Another offender charged, Stephon Hiler, has already pleaded guilty to his role in the assault.  His attorney says he has cognitive issues, and DOC documents from the day he was placed in the home show he was “low-functioning” and could not read or write.

“It’s a travesty what happened, but part of the blame lies in them putting this cognitively disabled person inside this facility with no one to supervise them,” said attorney Michael Covey.

Covey says he will ask for a shorter sentence for Hiler in part because he says the DOC bears some responsibility for what happened, and they set his client up to fail.

“There were drugs being used, lots of sex happening in this building and that’s from police reports and witness testimony,” Covey said.  “It was animal house.”

The Department of Corrections declined News 3’s repeated requests for interviews.  In a statement, a spokesman said the department discontinued the lease on the home and was no longer using any emergency housing locations in Dane County. Instead, they’re using “transitional housing” programs and have a policy that requires additional monitoring beyond monthly agent visits.

“Contracted staff must conduct three site checks per day in addition to regular home visits from probation and parole agents,” said spokesman Tristan Cook in an email.

But the question remains why the Department of Corrections wasn’t regularly monitoring the residence before this happened, especially given that it is just more than half a mile from the St. Paul Avenue house.  Department officials would not tell News 3 if anyone was disciplined or fired and would not release any internal investigation results.

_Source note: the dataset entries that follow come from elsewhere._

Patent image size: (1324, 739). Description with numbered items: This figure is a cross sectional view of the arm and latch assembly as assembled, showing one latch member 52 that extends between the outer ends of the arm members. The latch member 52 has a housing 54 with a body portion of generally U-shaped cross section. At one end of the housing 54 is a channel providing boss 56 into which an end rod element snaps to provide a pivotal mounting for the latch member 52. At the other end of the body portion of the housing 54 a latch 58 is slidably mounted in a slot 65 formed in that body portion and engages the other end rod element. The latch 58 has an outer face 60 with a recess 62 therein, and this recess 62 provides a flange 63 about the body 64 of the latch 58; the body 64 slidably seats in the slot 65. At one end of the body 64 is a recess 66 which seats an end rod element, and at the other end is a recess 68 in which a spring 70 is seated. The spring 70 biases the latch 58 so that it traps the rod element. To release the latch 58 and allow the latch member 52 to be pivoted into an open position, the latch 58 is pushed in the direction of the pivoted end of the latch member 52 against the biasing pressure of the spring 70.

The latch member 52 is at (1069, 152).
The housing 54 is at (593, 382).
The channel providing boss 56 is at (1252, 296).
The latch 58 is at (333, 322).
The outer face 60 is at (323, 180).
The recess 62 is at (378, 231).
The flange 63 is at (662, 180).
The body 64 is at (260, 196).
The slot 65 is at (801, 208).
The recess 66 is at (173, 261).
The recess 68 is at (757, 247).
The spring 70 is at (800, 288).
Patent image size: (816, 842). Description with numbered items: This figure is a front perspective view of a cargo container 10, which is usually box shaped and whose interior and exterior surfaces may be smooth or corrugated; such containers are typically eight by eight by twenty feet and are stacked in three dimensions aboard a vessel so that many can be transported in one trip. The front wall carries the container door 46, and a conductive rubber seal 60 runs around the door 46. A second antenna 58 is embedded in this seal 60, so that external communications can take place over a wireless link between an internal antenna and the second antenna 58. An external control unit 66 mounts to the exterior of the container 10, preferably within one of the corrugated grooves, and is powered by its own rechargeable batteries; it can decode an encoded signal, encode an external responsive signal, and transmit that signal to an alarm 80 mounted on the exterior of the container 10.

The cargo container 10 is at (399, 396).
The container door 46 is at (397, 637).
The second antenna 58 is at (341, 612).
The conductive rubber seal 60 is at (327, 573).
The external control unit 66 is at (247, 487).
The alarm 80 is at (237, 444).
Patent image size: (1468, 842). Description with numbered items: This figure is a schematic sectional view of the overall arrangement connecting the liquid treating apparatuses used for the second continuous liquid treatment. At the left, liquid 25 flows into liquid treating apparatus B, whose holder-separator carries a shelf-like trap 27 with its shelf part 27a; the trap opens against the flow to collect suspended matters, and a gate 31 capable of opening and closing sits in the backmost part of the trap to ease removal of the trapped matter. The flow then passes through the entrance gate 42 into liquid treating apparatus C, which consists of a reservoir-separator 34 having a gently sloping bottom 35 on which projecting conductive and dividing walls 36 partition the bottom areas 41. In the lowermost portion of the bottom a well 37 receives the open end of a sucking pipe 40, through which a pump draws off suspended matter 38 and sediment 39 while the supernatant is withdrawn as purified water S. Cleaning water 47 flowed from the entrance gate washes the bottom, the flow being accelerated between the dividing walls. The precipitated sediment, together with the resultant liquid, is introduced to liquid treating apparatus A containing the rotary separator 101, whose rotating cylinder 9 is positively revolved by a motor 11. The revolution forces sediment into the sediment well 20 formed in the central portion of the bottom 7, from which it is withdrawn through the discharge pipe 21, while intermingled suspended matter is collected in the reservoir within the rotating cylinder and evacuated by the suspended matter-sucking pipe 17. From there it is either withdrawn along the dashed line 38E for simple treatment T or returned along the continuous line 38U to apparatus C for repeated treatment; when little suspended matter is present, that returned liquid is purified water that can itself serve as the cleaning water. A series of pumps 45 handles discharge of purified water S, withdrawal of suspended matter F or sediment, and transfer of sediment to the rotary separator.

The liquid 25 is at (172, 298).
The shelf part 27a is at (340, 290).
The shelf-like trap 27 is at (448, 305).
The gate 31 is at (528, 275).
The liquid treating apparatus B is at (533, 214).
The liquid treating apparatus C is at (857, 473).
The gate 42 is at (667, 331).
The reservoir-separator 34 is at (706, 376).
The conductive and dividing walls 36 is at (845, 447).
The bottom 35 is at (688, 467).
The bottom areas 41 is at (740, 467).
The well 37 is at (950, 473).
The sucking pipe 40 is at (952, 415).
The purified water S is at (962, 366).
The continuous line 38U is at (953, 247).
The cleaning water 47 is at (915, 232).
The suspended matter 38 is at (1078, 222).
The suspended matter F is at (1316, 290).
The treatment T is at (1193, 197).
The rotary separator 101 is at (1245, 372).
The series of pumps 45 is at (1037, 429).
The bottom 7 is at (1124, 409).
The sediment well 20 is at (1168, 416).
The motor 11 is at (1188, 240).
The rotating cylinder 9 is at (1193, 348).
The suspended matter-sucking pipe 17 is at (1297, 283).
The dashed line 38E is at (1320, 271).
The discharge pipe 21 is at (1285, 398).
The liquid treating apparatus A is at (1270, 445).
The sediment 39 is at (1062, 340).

The second home connected to this young woman, though, is where she met her end.

The victim had been living at a group home in Dane County called the Spohn Avenue House for Girls, which has since closed.

Jennifer Ginsburg, program manager at Safe Harbor Child Advocacy Center, is familiar with this case and the victim.

“We have a teenager that was victimized by two failed systems,” Ginsburg said.

According to documents provided by the Department of Children and Families, the victim reported the rape to a staff member at the home at 1:30 a.m. on July 8.  It wasn’t until she told the group home director nine hours later that police were called, as is required by the state.

Then one month later, on Aug. 5, 2016, the victim of this sexual assault hung herself from a rod in her closet at the group home.  She later died at the hospital.

“We know that kids who are sexually assaulted are much more likely to have suicidal thoughts and suicide attempts, and it’s awful,” Ginsburg said.  “A group home should be a place where we’re able to stop a suicide from happening.”

The group home was cited by the state in August of last year for violating abuse and neglect reporting requirements for not reporting the sexual assault immediately.  In October, the nonprofit that ran the home was issued another order saying the home “failed to provide a safe, stable and humane environment” and ordering it to correct the environment or face sanctions.  Rather than take corrective action, Orion Family Services, which ran the group home, chose to close its doors.

The executive director of Orion Family Services, Hugh Myers, declined to be interviewed by News 3, but said that discussions to close the home were already underway at the time of the order.  He also disputed findings in the state documents, saying they reflect “a highly inaccurate assessment of the situation.”

Those in the community say their hope is that the right people are watching next time.

“I know that the only way for this tragedy to not be completely in vain is for there to be changes,” Ginsburg said.

News 3 reached out to the family of the victim, which declined to comment but said they had retained an attorney.